Summary

In trying to understand Russia’s actions in the context of the war in Ukraine, it is important to approach the use of the bear metaphor critically. In domestic use, the metaphor creates an image of a country acting in self-defence and deflects attention away from systemic problems.

When things get complicated, political metaphors offer a useful explanatory shortcut. The debate about Russia in the West is often formulated as a question about what the “Russian bear” will do next. The use of this metaphor is tacit acknowledgement of the possibility that the Russian bear may turn aggressive and unpredictable when it feels threatened. The power of this metaphor rests upon a simple interpretation of the present-day situation: do not poke the bear, for it may attack you. Although people may not necessarily want to hear this message, it at least conveys an image of the threat that can be understood.

Unlike many other shortcuts to understanding Russia, the use of the bear metaphor is not a Western peculiarity. President Putin has frequently referred to it when explaining Russia’s actions in the course of the crisis in Ukraine, which can now be seen as a war. During his major news conference in December 2014, Putin sought to portray Russia’s defensive posture against the West with reference to a bear protecting his taiga. If only the bear could be left alone, said Putin, but instead, “someone will always try to chain him up”. If that wasn’t enough, Putin continued, once the bear has been chained up, his teeth and claws – the country’s nuclear arsenal – will be ripped out.

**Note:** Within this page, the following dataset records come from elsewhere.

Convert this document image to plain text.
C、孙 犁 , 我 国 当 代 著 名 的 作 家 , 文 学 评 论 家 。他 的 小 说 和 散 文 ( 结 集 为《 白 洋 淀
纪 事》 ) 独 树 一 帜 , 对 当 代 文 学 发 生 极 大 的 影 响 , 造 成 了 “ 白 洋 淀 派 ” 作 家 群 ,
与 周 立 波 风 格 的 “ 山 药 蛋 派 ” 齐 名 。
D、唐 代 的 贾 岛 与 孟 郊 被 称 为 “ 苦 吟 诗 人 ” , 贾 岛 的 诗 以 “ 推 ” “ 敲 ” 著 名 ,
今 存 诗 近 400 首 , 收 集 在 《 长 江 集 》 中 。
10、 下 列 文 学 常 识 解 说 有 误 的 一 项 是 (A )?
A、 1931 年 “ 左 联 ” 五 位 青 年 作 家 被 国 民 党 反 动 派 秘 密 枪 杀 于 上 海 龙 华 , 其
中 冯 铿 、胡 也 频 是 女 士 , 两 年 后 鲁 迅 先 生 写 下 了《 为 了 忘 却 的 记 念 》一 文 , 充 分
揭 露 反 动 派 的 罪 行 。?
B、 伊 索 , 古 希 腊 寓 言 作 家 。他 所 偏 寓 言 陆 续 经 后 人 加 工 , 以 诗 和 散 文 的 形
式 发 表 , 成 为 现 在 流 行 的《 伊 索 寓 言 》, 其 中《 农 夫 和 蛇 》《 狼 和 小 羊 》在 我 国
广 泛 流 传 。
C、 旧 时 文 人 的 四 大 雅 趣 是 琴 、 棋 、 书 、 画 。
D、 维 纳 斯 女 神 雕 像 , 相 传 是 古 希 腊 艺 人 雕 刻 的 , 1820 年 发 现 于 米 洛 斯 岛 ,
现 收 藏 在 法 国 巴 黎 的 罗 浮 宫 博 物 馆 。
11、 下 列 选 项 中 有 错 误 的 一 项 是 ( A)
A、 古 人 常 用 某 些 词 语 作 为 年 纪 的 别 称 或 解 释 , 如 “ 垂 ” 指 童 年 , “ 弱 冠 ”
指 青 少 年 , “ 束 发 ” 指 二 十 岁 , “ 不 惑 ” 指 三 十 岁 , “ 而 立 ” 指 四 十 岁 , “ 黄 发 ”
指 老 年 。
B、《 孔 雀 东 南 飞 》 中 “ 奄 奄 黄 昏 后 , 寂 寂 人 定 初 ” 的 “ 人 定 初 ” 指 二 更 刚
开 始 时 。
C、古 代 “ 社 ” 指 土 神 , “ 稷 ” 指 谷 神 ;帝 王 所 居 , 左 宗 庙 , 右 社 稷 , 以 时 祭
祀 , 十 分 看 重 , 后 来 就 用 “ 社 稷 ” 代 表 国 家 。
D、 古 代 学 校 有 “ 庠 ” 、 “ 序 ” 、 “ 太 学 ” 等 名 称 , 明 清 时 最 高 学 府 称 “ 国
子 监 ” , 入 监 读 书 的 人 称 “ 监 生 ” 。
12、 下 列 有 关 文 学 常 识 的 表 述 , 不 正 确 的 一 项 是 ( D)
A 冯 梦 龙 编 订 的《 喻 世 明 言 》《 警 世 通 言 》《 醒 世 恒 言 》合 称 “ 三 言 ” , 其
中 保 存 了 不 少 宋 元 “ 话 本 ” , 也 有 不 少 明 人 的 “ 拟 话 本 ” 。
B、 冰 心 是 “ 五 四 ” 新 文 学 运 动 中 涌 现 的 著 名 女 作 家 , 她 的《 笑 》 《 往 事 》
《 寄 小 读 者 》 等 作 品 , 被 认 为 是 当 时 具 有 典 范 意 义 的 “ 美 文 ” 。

This is typical of Putin. Instead of addressing the suggestion that Russia’s economic woes are the price the country has to pay for the Crimean annexation, Putin turned the issue on its head. What is really at stake here, Putin argued, is nothing less than the existence of Russia as a sovereign state. The West wants to have control over Russia, to prevent the country from being what it is: a great power with weapons worthy of this status and access to all valuable resources. The image of a chained and tormented Russian bear is a powerful tool for driving this argument home to the domestic audience.

But the real question is how long this rhetoric will allow Putin, even in the domestic context, to avoid answering the difficult questions. The Russian economy is expected to stagnate even further, a situation which is aggravating the process of distributing existing resources between different sectors of the economy, and most importantly, between the groups that were given access to these resources. Furthermore, it is unclear whether the Kremlin wants, or is even able, to address the systemic corruption that is hindering attempts to transform Russia from a resource-extraction model to an innovative economy, and bringing basic societal services and institutions to a standstill. This situation may not pose an imminent threat to the Kremlin, but it clearly means that the regime’s capacity “to weather shocks and challenges becomes increasingly limited”, as was recently argued by Mark Galeotti, a professor of global affairs at New York University.

What is more, it is not evident whether the Russian leadership understands the nature of this vulnerability. Part of the problem is that, by and large, the official rhetoric conveys visions based on the negation of what Russia is not and where it does not belong. Sergei Glazyev, founding member of the nationalist Izborsk Club and someone who has a reputation for being President Putin’s advisor in economic affairs, has been vocal in expressing the policy of negation.

Glazyev argues that Russia should sever ties with Western-originated financial institutions and other inter-
national organizations and create an ‘anti-war’ coalition instead, with Russia as its leader. The coalition is targeted first and foremost against the United States, which, according to Glazyev, is backing the war in Ukraine with the clear aim of attacking Russia. Thus, the purpose of the ‘anti-war’ coalition is to defend Russia against foreign aggression.

The set of actions suggested by Glazyev, and required to create the anti-war coalition, resembles the “active measures” of the Andropov era. The notion of active measures referred to overt and covert techniques aimed at influencing foreign countries and intended to weaken the enemy and consequently create favourable conditions for the expansion and consolidation of Soviet power. The generic narratives employed for this purpose included portraying the opponent in aggressive and militaristic terms, poking fun at apparent weaknesses within the West, and exploiting these weak links to undermine the general Western solidarity. These tactics were an integrated part of Soviet foreign policy conduct since the 1950s, and seem to have made a comeback.

By using these techniques, Russia aspires to circumvent serious dialogue on the causes and consequences of the war in Ukraine. Instead, it seeks to divert attention towards broader issues like the European security architecture and the creation of an integrated trade area between the EU and the Eurasian Economic Union.

When approached from this perspective, using the bear metaphor can be interpreted as one form of distraction. When used in the Russian context, the metaphor deflects attention away from systemic vulnerabilities and portrays an image of a country that is acting in self-defence. In the Western context, the metaphor naturalizes the threat into something that can be interpreted through observation of the habits, instincts and movements of a bear. Perhaps paradoxically, with the use of this metaphor, Russian actions are explained away as being reactive to those of others.

To understand the systemic crisis in Russia and what it is doing to Russian national interests, we need to come up with a new metaphor. Something that pierces the core of the problems rather than tries to package them so neatly.